According to Betz, it only "pour[s] iron castings using patterns supplied by its customers, or according to customer-supplied design specifications." (Doc. 9, p. 3). Here, Betz alleges that it produced and shipped iron castings to defendant Northwest Tool & Die Company, Inc., in accordance with Northwest's specifications. (See Doc. 9, pp. 4). After creating the castings, Betz contends that it had "no control over how those castings [were] utilized, assembled, machined, marketed, sold, resold, or distributed." (Doc. 9, p. 3).

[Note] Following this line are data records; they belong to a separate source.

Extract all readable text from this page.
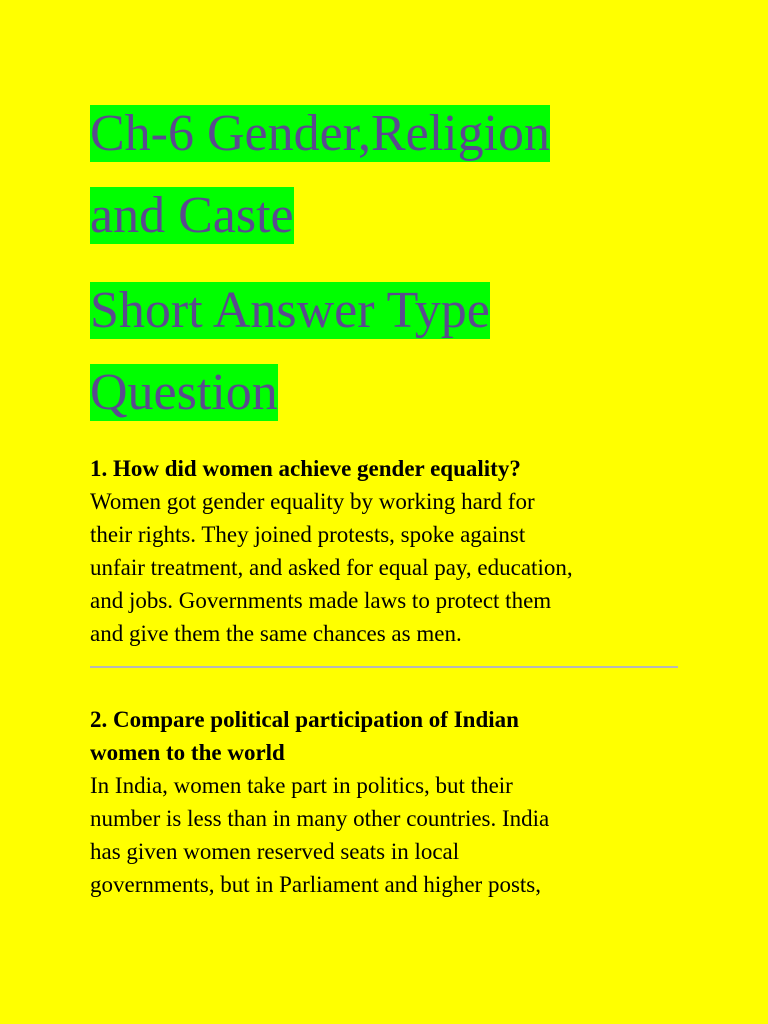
Ch-6 Gender,Religion
and Caste
Short Answer Type
Question
1. How did women achieve gender equality?
Women got gender equality by working hard for
their rights. They joined protests, spoke against
unfair treatment, and asked for equal pay, education,
and jobs. Governments made laws to protect them
and give them the same chances as men.
2. Compare political participation of Indian
women to the world
In India, women take part in politics, but their
number is less than in many other countries. India
has given women reserved seats in local
governments, but in Parliament and higher posts,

On August 5, 2016, pursuant to Rule 12(b)(2), Betz filed a motion to dismiss for lack of personal jurisdiction. (Doc. 9). Betz argues that its contacts with Alabama are not sufficient for the Court to exercise personal jurisdiction over the company. (Doc. 9). Betz maintains that it has no Alabama employees, offices, or repair facilities. The company contends that it performs work exclusively in Michigan. (Doc. 9, p. 3; Doc. 9-1). Similarly, Betz asserts that it is not licensed or registered to do business in Alabama, and it does not have a telephone or facsimile number, mailing address, or bank account in Alabama. (Doc. 9, pp. 3-4). As it relates to this case, Betz contends that its "activities began and ended in . . . Michigan, and the work performed by Betz simply has no nexus with . . . Alabama." (Doc. 9, p. 4).

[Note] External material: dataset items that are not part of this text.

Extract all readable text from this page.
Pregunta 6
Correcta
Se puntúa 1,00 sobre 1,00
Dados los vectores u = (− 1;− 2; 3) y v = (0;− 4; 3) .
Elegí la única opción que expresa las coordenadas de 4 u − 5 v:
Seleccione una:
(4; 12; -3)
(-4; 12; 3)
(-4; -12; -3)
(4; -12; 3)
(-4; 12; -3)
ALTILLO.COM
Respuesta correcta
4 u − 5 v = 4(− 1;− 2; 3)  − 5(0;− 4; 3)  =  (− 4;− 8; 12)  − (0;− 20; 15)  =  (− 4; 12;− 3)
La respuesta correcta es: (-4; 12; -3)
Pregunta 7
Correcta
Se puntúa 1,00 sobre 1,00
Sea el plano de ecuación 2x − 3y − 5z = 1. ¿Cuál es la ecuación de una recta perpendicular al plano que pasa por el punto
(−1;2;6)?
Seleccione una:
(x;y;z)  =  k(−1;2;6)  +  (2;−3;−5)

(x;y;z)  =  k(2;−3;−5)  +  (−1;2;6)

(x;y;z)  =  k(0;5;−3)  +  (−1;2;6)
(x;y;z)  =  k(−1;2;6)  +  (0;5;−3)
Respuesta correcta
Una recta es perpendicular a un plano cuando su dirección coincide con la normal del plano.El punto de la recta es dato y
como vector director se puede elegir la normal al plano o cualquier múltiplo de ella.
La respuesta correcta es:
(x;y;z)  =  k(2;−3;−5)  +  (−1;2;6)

The Speeds have asked the Court to allow them to conduct jurisdictional discovery. (Doc. 18). In their proposed requests for production, the Speeds seek to obtain from Gestamp "correspondence, emails, invoices, contracts or any other tangible items . . . relating to [Betz's] communications with [Gestamp] regarding [Betz's] operations in the State of Alabama." (Doc. 18-1, p. 1). Betz opposes the Speeds' effort to conduct jurisdictional discovery. (Doc. 15, pp. 13-15).

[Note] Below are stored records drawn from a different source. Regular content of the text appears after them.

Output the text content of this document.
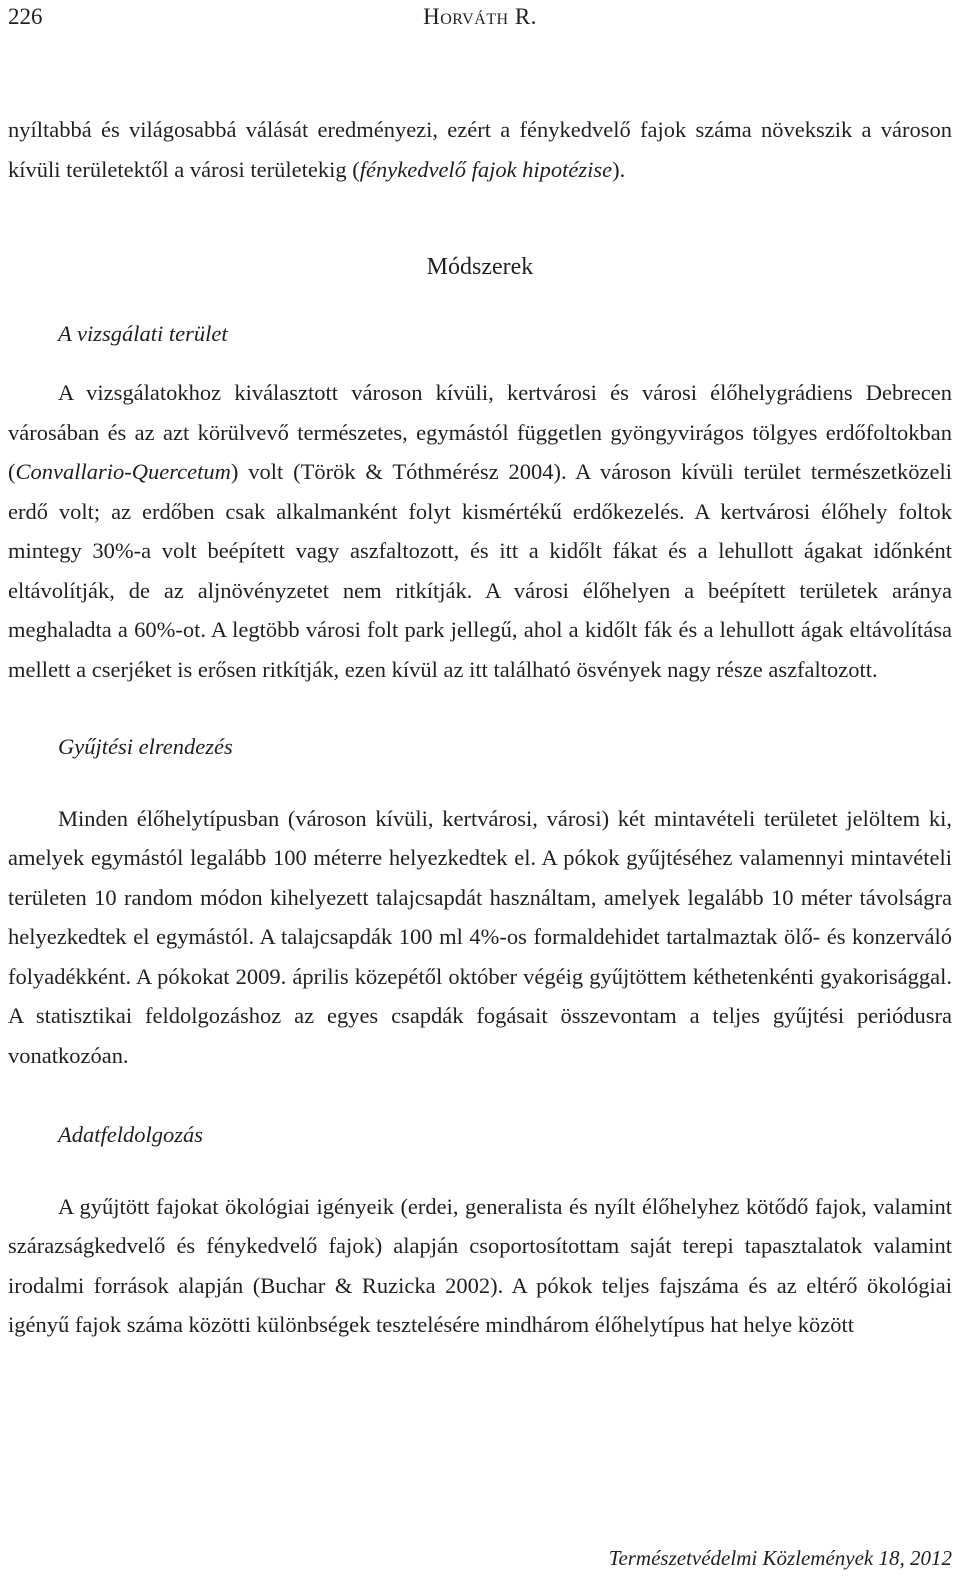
226	Horváth R.

nyíltabbá és világosabbá válását eredményezi, ezért a fénykedvelő fajok száma növekszik a városon kívüli területektől a városi területekig (fénykedvelő fajok hipotézise).

Módszerek
A vizsgálati terület

A vizsgálatokhoz kiválasztott városon kívüli, kertvárosi és városi élőhelygrádiens Debrecen városában és az azt körülvevő természetes, egymástól független gyöngyvirágos tölgyes erdőfoltokban (Convallario-Quercetum) volt (Török & Tóthmérész 2004). A városon kívüli terület természetközeli erdő volt; az erdőben csak alkalmanként folyt kismértékű erdőkezelés. A kertvárosi élőhely foltok mintegy 30%-a volt beépített vagy aszfaltozott, és itt a kidőlt fákat és a lehullott ágakat időnként eltávolítják, de az aljnövényzetet nem ritkítják. A városi élőhelyen a beépített területek aránya meghaladta a 60%-ot. A legtöbb városi folt park jellegű, ahol a kidőlt fák és a lehullott ágak eltávolítása mellett a cserjéket is erősen ritkítják, ezen kívül az itt található ösvények nagy része aszfaltozott.

Gyűjtési elrendezés

Minden élőhelytípusban (városon kívüli, kertvárosi, városi) két mintavételi területet jelöltem ki, amelyek egymástól legalább 100 méterre helyezkedtek el. A pókok gyűjtéséhez valamennyi mintavételi területen 10 random módon kihelyezett talajcsapdát használtam, amelyek legalább 10 méter távolságra helyezkedtek el egymástól. A talajcsapdák 100 ml 4%-os formaldehidet tartalmaztak ölő- és konzerváló folyadékként. A pókokat 2009. április közepétől október végéig gyűjtöttem kéthetenkénti gyakorisággal. A statisztikai feldolgozáshoz az egyes csapdák fogásait összevontam a teljes gyűjtési periódusra vonatkozóan.

Adatfeldolgozás

A gyűjtött fajokat ökológiai igényeik (erdei, generalista és nyílt élőhelyhez kötődő fajok, valamint szárazságkedvelő és fénykedvelő fajok) alapján csoportosítottam saját terepi tapasztalatok valamint irodalmi források alapján (Buchar & Ruzicka 2002). A pókok teljes fajszáma és az eltérő ökológiai igényű fajok száma közötti különbségek tesztelésére mindhárom élőhelytípus hat helye között

Természetvédelmi Közlemények 18, 2012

In Chudasama v. Mazda Motor Corp., 123 F.3d 1353 (11th Cir. 1997), the Eleventh Circuit Court of Appeals recognized that "[r]esolution of a pretrial motion that turns on findings of fact—for example, a motion to dismiss for lack of personal jurisdiction pursuant to Fed.R.Civ.P. 12(b)(2)—may require some limited discovery before a meaningful ruling can be made." The Eleventh Circuit and, in a decision binding on this court, the Fifth Circuit have permitted jurisdictional discovery relating to subject matter jurisdiction. See, e.g., MajdPour v. Georgiana Cmty. Hosp., Inc., 724 F.2d 901, 903 (11th Cir. 1984) ("Although the plaintiff bears the burden of proving the court's jurisdiction, the plaintiff should be given the opportunity to discover facts that would support his allegations of jurisdiction."); Eaton v. Dorchester Dev., Inc., 692 F.2d 727 (11th Cir. 1982); Blanco v. Carigulf Lines, 632 F.2d 656, 658 (5th Cir. 1980).
Through an affidavit, Betz has denied all contacts with Alabama. (Doc. 9-1). "A plaintiff is not required to rely exclusively on a defendant's affidavit for resolution of a jurisdictional issue." Blanco, 632 F.2d at 658. Therefore, the Court grants the Speeds' request for limited jurisdictional discovery.